Her çocuğun kendine özgü bir öyküsü vardır. Ayrı ayrı hepsini dinlemeye kalksak hiçbirinin anlattığından vazgeçmek istemeyiz, emin olun. Biz büyükler içinse durum farklı. Deneyimlerimizin çokluğu sizi aldatmasın, döner dolaşır hepimiz aynı noktaya geliriz. Aklımızın yolu birdir. Bundandır ki bir çocuğun öyküsünü anlamak ve anlatmak her yetişkinin harcı değildir.
Peki “la” sesini arayan Ali’nin öyküsünü kim anlatacak o zaman? “Bilgim az ama, insanlığım iyidir. Herkesin içinde iyilikler, güzellikler olduğunu düşünürüm. Buna inanırım.” diyen bir yetişkin; pazara gitmeyi seven bir öykücü anlatacak. Ali’yi ancak onun gözleri fark eder çünkü. Ali’nin yoksul bir dağ köyünde başlayan, kapıcı dairesinde devam eden öyküsünü Nezihe Meriç yazabilir ancak.
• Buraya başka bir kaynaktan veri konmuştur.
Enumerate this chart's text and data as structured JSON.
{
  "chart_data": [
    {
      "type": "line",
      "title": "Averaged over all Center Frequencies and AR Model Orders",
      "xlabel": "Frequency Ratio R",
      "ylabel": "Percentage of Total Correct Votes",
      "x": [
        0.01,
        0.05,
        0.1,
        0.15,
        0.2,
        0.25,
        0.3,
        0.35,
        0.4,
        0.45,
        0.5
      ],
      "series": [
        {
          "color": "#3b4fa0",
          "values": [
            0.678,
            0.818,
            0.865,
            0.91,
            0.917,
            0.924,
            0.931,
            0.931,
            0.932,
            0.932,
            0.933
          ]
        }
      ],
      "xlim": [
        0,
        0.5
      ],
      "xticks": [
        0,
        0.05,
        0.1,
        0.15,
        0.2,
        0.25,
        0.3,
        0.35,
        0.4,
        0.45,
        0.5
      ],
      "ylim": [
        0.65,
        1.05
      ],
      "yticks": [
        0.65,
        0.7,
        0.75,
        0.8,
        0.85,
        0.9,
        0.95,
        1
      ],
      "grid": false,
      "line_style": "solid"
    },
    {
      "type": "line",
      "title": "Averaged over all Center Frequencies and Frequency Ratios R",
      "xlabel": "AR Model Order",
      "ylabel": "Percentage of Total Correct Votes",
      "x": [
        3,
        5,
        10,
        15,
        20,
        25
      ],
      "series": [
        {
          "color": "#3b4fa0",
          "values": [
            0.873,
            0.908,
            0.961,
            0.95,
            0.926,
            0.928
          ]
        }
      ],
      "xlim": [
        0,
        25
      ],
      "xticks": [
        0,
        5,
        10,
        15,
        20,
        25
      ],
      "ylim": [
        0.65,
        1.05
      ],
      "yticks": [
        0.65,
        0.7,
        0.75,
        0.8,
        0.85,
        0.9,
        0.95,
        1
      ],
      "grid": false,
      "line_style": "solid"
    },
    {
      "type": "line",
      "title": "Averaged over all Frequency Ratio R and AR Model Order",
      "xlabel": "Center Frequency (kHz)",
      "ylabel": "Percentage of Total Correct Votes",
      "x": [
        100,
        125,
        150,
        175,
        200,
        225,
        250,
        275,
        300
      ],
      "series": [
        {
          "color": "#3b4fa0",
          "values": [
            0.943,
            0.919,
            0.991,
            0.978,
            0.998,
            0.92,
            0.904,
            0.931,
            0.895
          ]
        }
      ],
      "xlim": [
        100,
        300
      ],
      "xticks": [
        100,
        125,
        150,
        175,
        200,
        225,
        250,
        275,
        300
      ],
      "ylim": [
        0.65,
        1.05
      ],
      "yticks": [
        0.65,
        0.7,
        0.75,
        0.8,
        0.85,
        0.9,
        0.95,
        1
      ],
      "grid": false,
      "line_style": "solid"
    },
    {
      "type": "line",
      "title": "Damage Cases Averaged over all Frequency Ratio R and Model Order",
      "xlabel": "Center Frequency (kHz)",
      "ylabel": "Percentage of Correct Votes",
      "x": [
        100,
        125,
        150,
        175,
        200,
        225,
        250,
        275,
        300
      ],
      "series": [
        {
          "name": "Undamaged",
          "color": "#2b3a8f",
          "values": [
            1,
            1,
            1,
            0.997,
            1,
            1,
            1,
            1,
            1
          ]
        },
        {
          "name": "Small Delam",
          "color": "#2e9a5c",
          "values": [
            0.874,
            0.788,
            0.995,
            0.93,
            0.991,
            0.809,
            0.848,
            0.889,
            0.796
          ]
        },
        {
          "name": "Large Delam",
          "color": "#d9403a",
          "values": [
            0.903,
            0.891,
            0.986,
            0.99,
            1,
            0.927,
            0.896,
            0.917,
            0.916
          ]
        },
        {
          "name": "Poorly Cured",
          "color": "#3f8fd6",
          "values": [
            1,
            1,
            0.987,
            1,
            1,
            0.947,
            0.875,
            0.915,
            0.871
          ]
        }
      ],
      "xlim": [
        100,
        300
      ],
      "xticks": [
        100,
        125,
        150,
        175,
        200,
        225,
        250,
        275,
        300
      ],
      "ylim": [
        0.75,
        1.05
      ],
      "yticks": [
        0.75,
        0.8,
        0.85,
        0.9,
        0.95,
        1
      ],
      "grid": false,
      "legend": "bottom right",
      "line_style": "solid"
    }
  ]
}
Ali ve yazarımız bir pazar yerinde tanışıyorlar. Onu gökyüzündeki kuşları ve uçakları yarıştırırken yakalıyor “pazar yerinin yazarı”. Ali'nin masal gibi süslediği öyküsünü oracıkta dinleyiveriyor.
Ali, yoksul bir dağ köyünde yaşayan Hüsün ve Güzel’in oğlu. Güzel ve Hüsün evlendikten sonra İstanbul’a göçüp bir kapıcı dairesine yerleşiyorlar. Ali dünyaya gözlerini burada açıyor. Onun dünyaya gelişi anası babası için umut… İyiliğin, mutluluğun, neşenin olduğu bir yaşamın umudu. Güzel ve Hüsün’ün özlemle anlattığı köylerine ilişkin öyküleri dinleyerek büyüyor Ali. “Baba hadi anlat o dikili ağacımızı, hadi anlat köyümüzü… Okul da açarız he mi buba, dispanser de açarız, elektrik de getiririz.” Hiç görmediği köyü, onun dünyasında böyle yeşeriyor.
O böyle umutla ve düşle büyürken yaşadıkları çevre de büyüyor, genişliyor. Apartmanlarla gecekondular iç içe, çoğalıp duruyorlar. Gecekonduların olduğu yer Ali için her zaman keşfedeceği yeni şeylerin olduğu büyük bir dünya. Bir gün yepyeni bir yerle ve insanla karşılaşıyor bu dünyada: Nazlı Hanım’ın bağ köşküne giriyor.
Mahallelinin cinli diye uzak durduğu bir yer burası; ama Nazlı Hanım sevgi dolu, sıcacık karşılıyor Ali’yi. İlginç öyküler anlatıyor ve derdini açıyor ona. Nazlı Hanım “la” sesinin peşinde. Onu kaybettiği için şarkı söyleyememekten yakınıyor. Ali Nazlı Hanım’ın bu tasasıyla dopdolu dönüyor eve.
Bundan sonra, Nazlı Hanım’ın ona açtığı sırrı bir hazine gibi saklıyor içinde. Sadece Nazlı Hanım'la aralarında kimsenin bilmediği bir bağ kuruyor “la” sesinin kayboluşu. Ali, yaşlı dostunun derdini dert ediyor kendine. Apartmandaki en yakın arkadaşı Ayşe’ye bile uzun süre söyleyemiyor bunu. “la” sesini bulmak konusunda Nazlı Hanım’a yardımcı olmak istiyor; ama nasıl yapacak?
Oysa “la” sesi belki de herkes için kayıp. Ali bazı insanların neden sevgisiz olduğunu sorgularken aslında o da “la”nın peşinde. Ayşe’nin babaannesi Güzel’i ve Hüsün’ü aşağılarken ve o bunu sessiz bir öfkeyle dinlerken yine “la” sesinin peşine düşüyor farkında olmadan.
Alagün Çocukları Meriç’in on iki kitaptan oluşmasını planladığı bir seri olarak düşünülmüş başlangıçta. 12 Mart’ta büyüyen çocukların öyküsü… Ama 12 Mart’ın ardından 12 Eylül yetişince Meriç düş kırıklığına uğruyor. “Küsüyor” kendi söyleyişiyle. Ali için kurduğu ve kendisinin de dahil olduğu umut dolu dünyanın, bir kez daha darbeyle yaralanmış olmasına içerliyor kuşkusuz.
Bize de öykünün sonunda gecekondulara doğru koşan Ali ve Ayşe’nin ardından el sallamak kalıyor.